The Sequence Read Archive (SRA) Toolkit a collection of tools and libraries for using data in the The International Nucleotide Sequence Database Collaboration (INSDC).

The SRA Toolkit is available via the cluster’s module system. To explore the available versions, run:

ml spider SRA-Toolkit

Once you load a version with ml SRA-Toolkit/<version>, commands like fastq-dump and fasterq-dump will be available to you. Check the official documentation for more information on commands.

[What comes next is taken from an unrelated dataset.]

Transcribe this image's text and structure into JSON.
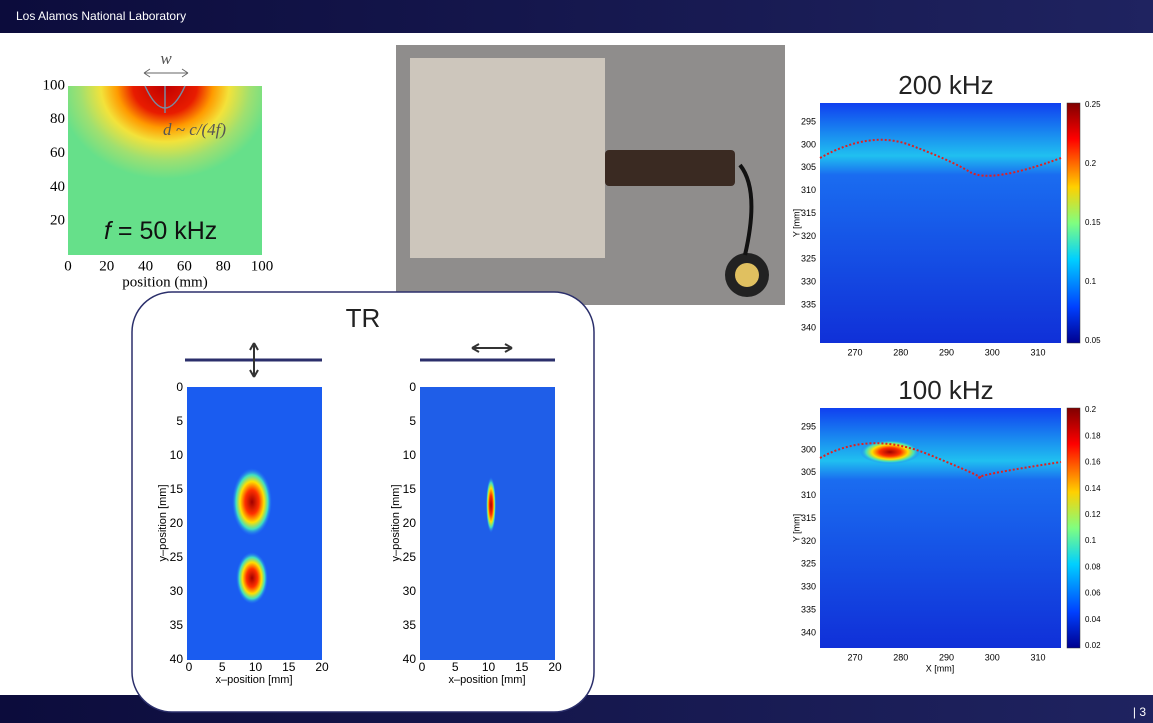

Running PostgreSQL on the cluster¶

PostgreSQL is a popular object-relational database system, but running it on the cluster requires some configuration due to the lack of root privileges. Below are two approaches that run PostgreSQL in an isolated environment within your user space.

Note

This guide only shows how to run PostgreSQL on the cluster. For information on commands and workflows, please refer to the official documentation or to PostgreSQL tutorials.

Via Apptainer¶

The Apptainer container system is available by default to all users:

$ which apptainer
/usr/bin/apptainer

Info

See this page for more information of running containers on the cluster.

To run PostgreSQL with Apptainer, you must first pull a PostgreSQL image from a container registry. For example, you can use the official PostgreSQL image from Docker Hub:

apptainer pull docker://postgres:latest

Tip

If you need a specific version of PostgreSQL, you can specify the version tag in the image name, e.g., docker://postgres:17.5.

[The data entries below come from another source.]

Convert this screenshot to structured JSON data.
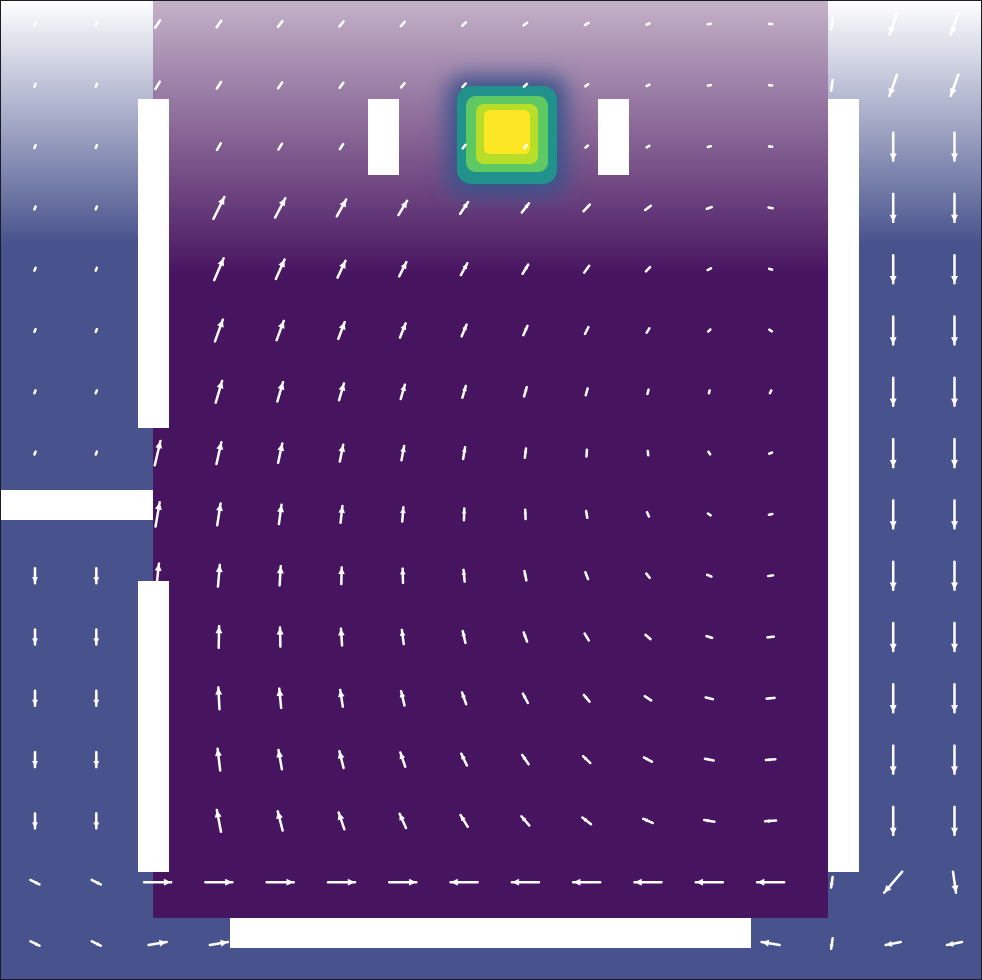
{
  "title": "",
  "colors": {
    "outer_field": "#48528c",
    "outer_fade": "#ffffff",
    "room_field": "#471460",
    "room_fade": "#c4b2c8",
    "walls": "#ffffff",
    "arrows": "#ffffff",
    "frame": "#1c1c28",
    "source_colormap": [
      "#471460",
      "#3b528b",
      "#21918c",
      "#5ec962",
      "#b8de29",
      "#fde725"
    ]
  },
  "field": {
    "grid_columns": 16,
    "grid_rows": 16,
    "source": {
      "column": 8,
      "row": 2,
      "peak_intensity": 1.0
    },
    "room": {
      "from_column": 2.5,
      "to_column": 13.5,
      "from_row": 0,
      "to_row": 15
    }
  }
}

This should create a file named postgres_latest.sif in your current directory. This is the image where the PostgreSQL commands will run from.

Now, create folders to store your PostgreSQL databases and temporary files:

mkdir -p $HOME/pg_data
mkdir -p $HOME/pg_tmp

Pointing to the image you pulled, you can start a PostgreSQL server with the in the login node:

$ apptainer instance start \
    -B $PG_DBS_PATH:/var/lib/postgresql/data \
    -B $PG_TMP_PATH:/var/run/postgresql \
    postgres_latest.sif \
    postgres
INFO:    instance started successfully

Note

Remember to change the image path (postgres_latest.sif) if you used a different version or save path.

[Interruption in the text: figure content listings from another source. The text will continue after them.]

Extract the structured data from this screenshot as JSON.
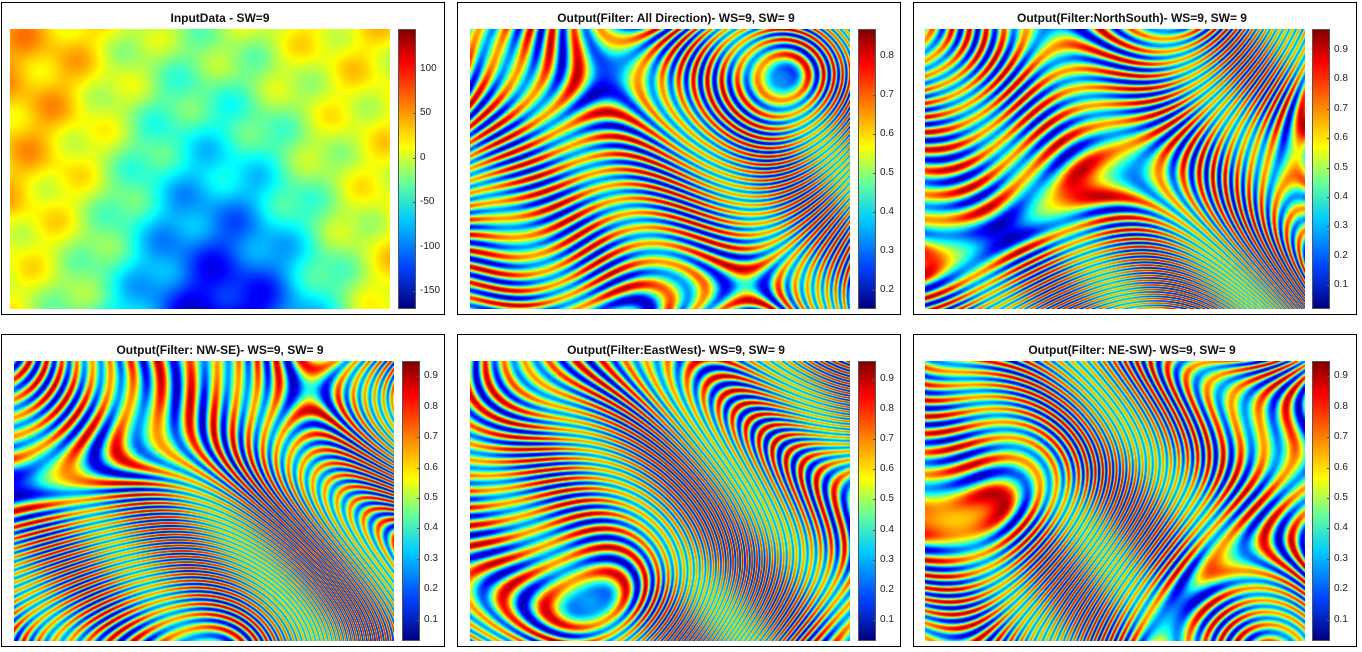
{
  "chart_data": [
    {
      "type": "heatmap",
      "title": "InputData - SW=9",
      "colorbar": {
        "range": [
          -170,
          145
        ],
        "ticks": [
          100,
          50,
          0,
          -50,
          -100,
          -150
        ],
        "tick_labels": [
          "100",
          "50",
          "0",
          "-50",
          "-100",
          "-150"
        ]
      },
      "colormap": "jet",
      "pattern": "smooth"
    },
    {
      "type": "heatmap",
      "title": "Output(Filter: All Direction)- WS=9, SW= 9",
      "colorbar": {
        "range": [
          0.15,
          0.87
        ],
        "ticks": [
          0.8,
          0.7,
          0.6,
          0.5,
          0.4,
          0.3,
          0.2
        ],
        "tick_labels": [
          "0.8",
          "0.7",
          "0.6",
          "0.5",
          "0.4",
          "0.3",
          "0.2"
        ]
      },
      "colormap": "jet",
      "pattern": "stripes"
    },
    {
      "type": "heatmap",
      "title": "Output(Filter:NorthSouth)- WS=9, SW= 9",
      "colorbar": {
        "range": [
          0.02,
          0.97
        ],
        "ticks": [
          0.9,
          0.8,
          0.7,
          0.6,
          0.5,
          0.4,
          0.3,
          0.2,
          0.1
        ],
        "tick_labels": [
          "0.9",
          "0.8",
          "0.7",
          "0.6",
          "0.5",
          "0.4",
          "0.3",
          "0.2",
          "0.1"
        ]
      },
      "colormap": "jet",
      "pattern": "stripes"
    },
    {
      "type": "heatmap",
      "title": "Output(Filter: NW-SE)- WS=9, SW= 9",
      "colorbar": {
        "range": [
          0.03,
          0.95
        ],
        "ticks": [
          0.9,
          0.8,
          0.7,
          0.6,
          0.5,
          0.4,
          0.3,
          0.2,
          0.1
        ],
        "tick_labels": [
          "0.9",
          "0.8",
          "0.7",
          "0.6",
          "0.5",
          "0.4",
          "0.3",
          "0.2",
          "0.1"
        ]
      },
      "colormap": "jet",
      "pattern": "stripes"
    },
    {
      "type": "heatmap",
      "title": "Output(Filter:EastWest)- WS=9, SW= 9",
      "colorbar": {
        "range": [
          0.03,
          0.96
        ],
        "ticks": [
          0.9,
          0.8,
          0.7,
          0.6,
          0.5,
          0.4,
          0.3,
          0.2,
          0.1
        ],
        "tick_labels": [
          "0.9",
          "0.8",
          "0.7",
          "0.6",
          "0.5",
          "0.4",
          "0.3",
          "0.2",
          "0.1"
        ]
      },
      "colormap": "jet",
      "pattern": "stripes"
    },
    {
      "type": "heatmap",
      "title": "Output(Filter: NE-SW)- WS=9, SW= 9",
      "colorbar": {
        "range": [
          0.03,
          0.95
        ],
        "ticks": [
          0.9,
          0.8,
          0.7,
          0.6,
          0.5,
          0.4,
          0.3,
          0.2,
          0.1
        ],
        "tick_labels": [
          "0.9",
          "0.8",
          "0.7",
          "0.6",
          "0.5",
          "0.4",
          "0.3",
          "0.2",
          "0.1"
        ]
      },
      "colormap": "jet",
      "pattern": "stripes"
    }
  ]
}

You can verify that the instance is running with:

apptainer instance list

Now, connect to the PostgreSQL server from inside the container:

$ apptainer shell instance://postgres
Apptainer>

Inside the container, all PostgreSQL commands are available to you. For example, you can initialize a new database with:

initdb "./my_db"

When you’re done working, you should stop the PostgreSQL instance with:

apptainer instance stop postgres

Info

If you stop the postgres container but you don’t delete the data in $PG_DBS_PATH your databases will be saved so you can reuse them in the future by booting the container again

Via pixi¶

PostgreSQL is available on conda-forge. So if you have the pixi package-manager in your user space, you can install PostgreSQL as a global tool with the following command:

pixi global install postgresql

This exposes commands like createdb, initdb, pg_ctl, psql, … to the user’s PATH:

$ which psql
/scicore/home/pi/user/.pixi/bin/psql

You can then use PostgreSQL commands as you would normally do if you had root access:

# Initialize database at the `my_db` directory
initdb "./my_db"

Tip

This strategy of installing global tools via pixi is generalizable to any software available on conda-forge. The tool will be installed in its own isolated “sandbox” and will not interfere with other tools or packages in your user space. See pixi’s Global Tools page for more information.

Similarly, for software available on PyPI you can use the ‘tool’ concept of the uv package manager.